The Empress held him, however, and not merely by virtue of her rank or history. Alixana-who had been merely Aliana of the Blues once, an actress and dancer-was dressed in a dazzle of crimson and gold silk, the porphyry in the robe over her tunic used as an accent, but present, unavoidably present, defining her status. The headdress framing her very dark hair and the necklace about her throat were worth more, Crispin suspected, than all the jewellery in the regalia of the queen of the Antae back home.
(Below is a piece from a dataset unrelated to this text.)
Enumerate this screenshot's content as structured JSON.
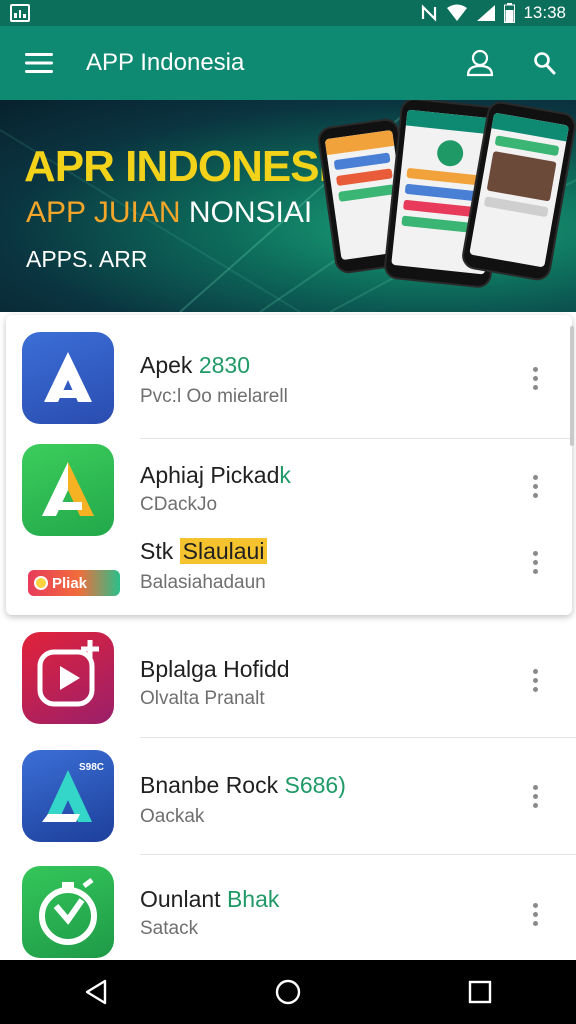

He felt, in that moment, a shaft of pity for Gisel: young and besieged and struggling for her life.
Her head held high despite the weight of ornament she carried, the Empress of Sarantium glittered in his sight, and the clever, observant amusement in her dark eyes reminded him that there was no one on earth more dangerous than this woman seated beside the Emperor.
He saw her open her mouth to speak, and when someone, astonishingly, forestalled her he saw, because he was looking, the quick pursing of lips, the briefly unveiled displeasure.
‘This Rhodian,’ said an elegant, fair-haired woman behind her, ‘has all the presumption one might have expected, and none of the manners one dared hope for. At least they chopped off his foliage. A red beard along with an uncouth manner would have been too offensive.’